Gov. Nixon Supports Proposed Advances
JEFFERSON CITY, Mo April 30, 2009- Governor Jay Nixon today said he looks forward to signing a bill that would extend the rights of crime victims in Missouri. Senate Bill 338 would allow victims of certain serious crimes to have a representative appear on their behalf at parole and probation revocation hearings and permit crime victims to receive a current photograph of the person incarcerated for the crimes against them prior to release.
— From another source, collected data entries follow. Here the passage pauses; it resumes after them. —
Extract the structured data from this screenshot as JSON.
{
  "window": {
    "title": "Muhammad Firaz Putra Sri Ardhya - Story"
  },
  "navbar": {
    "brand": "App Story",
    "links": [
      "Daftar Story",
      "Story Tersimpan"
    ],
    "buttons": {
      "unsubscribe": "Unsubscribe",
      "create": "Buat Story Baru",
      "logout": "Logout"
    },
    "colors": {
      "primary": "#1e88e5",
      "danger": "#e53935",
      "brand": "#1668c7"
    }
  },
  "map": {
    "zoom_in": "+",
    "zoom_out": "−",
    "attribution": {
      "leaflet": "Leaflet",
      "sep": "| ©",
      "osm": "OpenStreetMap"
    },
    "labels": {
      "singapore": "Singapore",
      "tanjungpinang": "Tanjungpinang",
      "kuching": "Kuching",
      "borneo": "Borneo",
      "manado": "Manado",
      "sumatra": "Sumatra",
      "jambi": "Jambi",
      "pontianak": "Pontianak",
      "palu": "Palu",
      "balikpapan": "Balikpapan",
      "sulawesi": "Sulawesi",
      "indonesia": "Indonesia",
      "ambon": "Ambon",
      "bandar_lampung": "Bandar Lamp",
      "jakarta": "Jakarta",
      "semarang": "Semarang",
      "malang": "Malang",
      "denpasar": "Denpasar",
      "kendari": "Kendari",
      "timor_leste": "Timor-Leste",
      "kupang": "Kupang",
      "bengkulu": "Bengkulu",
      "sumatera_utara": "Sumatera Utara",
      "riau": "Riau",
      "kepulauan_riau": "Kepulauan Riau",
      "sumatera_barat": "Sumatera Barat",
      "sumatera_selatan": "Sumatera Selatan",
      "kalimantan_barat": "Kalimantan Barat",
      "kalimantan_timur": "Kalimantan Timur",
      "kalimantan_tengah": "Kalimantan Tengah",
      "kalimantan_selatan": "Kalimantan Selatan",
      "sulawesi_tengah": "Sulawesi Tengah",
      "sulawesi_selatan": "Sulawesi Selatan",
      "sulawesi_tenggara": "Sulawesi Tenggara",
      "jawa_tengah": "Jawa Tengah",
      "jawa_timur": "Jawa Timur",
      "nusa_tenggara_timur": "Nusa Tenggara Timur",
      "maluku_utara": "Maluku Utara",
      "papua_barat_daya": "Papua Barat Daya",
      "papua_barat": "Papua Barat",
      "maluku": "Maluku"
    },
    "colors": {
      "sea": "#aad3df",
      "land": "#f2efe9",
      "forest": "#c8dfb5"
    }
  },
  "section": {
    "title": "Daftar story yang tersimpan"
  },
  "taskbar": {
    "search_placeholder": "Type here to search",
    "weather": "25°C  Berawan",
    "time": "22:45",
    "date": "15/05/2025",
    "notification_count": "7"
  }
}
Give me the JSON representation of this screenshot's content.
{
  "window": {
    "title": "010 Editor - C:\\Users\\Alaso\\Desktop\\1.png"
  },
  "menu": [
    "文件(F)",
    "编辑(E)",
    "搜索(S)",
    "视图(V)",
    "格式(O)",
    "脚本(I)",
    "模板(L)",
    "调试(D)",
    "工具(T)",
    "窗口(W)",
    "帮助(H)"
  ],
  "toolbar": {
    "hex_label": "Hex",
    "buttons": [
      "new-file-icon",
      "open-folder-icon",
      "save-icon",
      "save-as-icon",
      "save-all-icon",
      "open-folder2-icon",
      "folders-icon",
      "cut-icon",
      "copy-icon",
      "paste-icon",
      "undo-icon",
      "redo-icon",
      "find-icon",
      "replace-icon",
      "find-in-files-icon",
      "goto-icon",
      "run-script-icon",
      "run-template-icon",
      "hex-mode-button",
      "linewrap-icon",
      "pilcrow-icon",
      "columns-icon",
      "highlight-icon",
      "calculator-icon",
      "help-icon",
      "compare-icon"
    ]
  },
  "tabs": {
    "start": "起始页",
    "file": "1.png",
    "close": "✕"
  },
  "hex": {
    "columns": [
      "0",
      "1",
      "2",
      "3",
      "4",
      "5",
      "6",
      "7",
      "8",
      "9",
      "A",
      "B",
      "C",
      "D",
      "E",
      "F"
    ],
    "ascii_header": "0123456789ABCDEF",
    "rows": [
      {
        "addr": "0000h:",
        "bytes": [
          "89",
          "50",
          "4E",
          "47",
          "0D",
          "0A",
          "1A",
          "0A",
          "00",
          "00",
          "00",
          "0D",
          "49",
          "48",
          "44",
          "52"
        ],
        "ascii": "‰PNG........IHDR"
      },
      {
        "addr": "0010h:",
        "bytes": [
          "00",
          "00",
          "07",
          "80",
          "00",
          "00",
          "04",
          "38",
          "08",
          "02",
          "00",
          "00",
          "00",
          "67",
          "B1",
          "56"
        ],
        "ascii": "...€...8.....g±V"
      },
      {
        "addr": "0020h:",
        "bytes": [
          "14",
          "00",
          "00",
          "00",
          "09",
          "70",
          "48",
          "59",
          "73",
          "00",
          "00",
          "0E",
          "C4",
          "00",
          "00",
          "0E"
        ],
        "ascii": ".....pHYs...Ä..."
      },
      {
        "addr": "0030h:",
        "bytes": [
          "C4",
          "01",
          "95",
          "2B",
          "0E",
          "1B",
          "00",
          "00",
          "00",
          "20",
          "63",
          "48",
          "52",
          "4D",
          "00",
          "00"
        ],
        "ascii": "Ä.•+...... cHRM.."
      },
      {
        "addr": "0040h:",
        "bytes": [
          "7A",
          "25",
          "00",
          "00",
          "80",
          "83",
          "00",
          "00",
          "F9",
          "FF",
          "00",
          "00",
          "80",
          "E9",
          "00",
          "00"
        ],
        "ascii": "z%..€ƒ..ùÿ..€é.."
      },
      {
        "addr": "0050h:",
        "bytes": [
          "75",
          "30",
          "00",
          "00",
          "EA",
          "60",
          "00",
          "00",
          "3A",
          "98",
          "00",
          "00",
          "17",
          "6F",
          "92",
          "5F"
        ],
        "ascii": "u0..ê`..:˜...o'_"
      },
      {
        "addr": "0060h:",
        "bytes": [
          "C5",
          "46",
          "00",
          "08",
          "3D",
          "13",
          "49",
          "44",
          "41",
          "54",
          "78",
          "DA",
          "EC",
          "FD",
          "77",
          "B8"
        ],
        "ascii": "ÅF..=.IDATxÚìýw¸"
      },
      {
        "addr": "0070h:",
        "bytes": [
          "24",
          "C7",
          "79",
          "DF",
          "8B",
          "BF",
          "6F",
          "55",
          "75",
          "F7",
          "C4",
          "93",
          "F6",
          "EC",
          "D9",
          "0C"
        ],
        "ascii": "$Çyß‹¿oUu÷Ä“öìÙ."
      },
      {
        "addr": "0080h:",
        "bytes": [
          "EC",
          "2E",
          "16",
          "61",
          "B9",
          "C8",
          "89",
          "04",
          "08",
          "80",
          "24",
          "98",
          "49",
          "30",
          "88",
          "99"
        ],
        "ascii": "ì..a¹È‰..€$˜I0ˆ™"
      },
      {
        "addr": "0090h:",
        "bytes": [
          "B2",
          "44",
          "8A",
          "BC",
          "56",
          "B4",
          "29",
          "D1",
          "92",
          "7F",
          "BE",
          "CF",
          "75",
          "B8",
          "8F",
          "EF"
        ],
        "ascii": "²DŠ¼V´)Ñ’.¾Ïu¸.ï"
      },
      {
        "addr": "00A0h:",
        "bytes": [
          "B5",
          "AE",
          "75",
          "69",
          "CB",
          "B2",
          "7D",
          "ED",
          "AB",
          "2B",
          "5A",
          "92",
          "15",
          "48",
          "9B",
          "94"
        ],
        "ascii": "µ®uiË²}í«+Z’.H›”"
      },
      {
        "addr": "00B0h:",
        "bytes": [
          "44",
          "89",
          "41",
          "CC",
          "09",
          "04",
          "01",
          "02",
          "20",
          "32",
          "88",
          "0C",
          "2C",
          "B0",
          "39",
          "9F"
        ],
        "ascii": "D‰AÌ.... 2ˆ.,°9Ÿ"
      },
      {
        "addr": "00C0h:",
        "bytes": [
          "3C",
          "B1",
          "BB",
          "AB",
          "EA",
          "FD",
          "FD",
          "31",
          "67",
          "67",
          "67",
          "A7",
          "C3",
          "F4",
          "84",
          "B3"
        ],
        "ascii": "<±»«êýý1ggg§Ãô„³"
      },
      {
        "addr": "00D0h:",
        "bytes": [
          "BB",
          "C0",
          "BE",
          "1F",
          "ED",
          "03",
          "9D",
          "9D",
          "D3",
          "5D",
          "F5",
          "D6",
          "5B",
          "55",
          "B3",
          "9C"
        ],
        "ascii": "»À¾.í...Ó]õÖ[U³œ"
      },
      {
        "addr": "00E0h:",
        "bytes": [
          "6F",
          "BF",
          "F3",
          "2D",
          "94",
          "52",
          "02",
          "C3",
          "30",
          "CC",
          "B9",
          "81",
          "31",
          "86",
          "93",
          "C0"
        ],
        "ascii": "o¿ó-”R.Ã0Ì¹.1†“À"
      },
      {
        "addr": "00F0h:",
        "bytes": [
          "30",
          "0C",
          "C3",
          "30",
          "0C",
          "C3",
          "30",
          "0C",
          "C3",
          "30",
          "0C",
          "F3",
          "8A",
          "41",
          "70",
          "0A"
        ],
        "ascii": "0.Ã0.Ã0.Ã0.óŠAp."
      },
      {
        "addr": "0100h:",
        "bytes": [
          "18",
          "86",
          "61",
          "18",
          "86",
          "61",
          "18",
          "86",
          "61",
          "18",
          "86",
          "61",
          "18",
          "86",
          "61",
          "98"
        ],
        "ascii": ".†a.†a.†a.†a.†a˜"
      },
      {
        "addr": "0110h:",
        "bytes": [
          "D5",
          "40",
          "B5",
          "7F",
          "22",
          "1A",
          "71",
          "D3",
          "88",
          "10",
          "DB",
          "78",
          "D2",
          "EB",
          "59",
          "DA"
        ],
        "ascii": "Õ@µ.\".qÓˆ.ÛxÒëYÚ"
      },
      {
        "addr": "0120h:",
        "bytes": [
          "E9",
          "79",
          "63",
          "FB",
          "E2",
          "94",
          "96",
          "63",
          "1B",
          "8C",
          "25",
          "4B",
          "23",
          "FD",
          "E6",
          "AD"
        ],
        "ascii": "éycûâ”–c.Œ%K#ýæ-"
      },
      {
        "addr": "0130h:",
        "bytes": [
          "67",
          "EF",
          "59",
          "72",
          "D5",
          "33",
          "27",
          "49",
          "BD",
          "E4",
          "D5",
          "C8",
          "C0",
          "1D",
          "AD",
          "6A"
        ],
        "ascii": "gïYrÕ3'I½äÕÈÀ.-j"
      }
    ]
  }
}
Gov. Nixon was the keynote speaker at Missouri's National Crime Victim's Rights Week ceremony at the State Capitol. He told the gathering of crime victims, victims' families, crime victims' advocates and State government leaders, "Additional rights and increased funding for crime victims are more signs that this movement, which began 25 years ago, continues to gain strength -- and that is thanks to your work."
This year marks the 25th anniversary of the landmark Victims of Crime Act. The law, passed by Congress in 1984, created the Crime Victims Fund.
Gov. Nixon said Missouri is expected to receive several million dollars from the federal Recovery Act dedicated specifically to state and local crime victims' programs. "This funding will help provide direct services to crime victims, including money for shelter expenses and for more advocates; increased resources for crime victims' compensation; and money specifically to assist women who are victims of crime, with an emphasis on rural and underserved communities," Gov. Nixon said.
The Missouri Crime Victims Fund supports victim compensation programs, which reimburse victims for many out-of pocket expenses that victims face in the aftermath of the crime. It also helps fund victim assistance programs that support victims by providing physical and emotional care and guidance in navigating the criminal justice system. Since 1993, the fund has provided services to approximately 861,000 victims of crime in the State of Missouri and has paid more than $93 million in victim compensation to Missouri crime victims and their families.
Other speakers at the ceremony were Darrel Ashlock, Executive Director of Kids Harbor; Dwight Scroggins, Buchanan County Prosecuting Attorney and the President of the Missouri Association of Prosecuting Attorneys; and Melanie Oldani, a courageous woman who following her sister’s murder became a vocal advocate for all victims of crime.
Gov. Nixon, a leader in supporting and expanding the rights of crime victims during his more than two decades of public service, spoke at Missouri's National Crime Victims' Rights Week ceremony for the 17th year in a row. His previous 16 addresses were as Missouri Attorney General.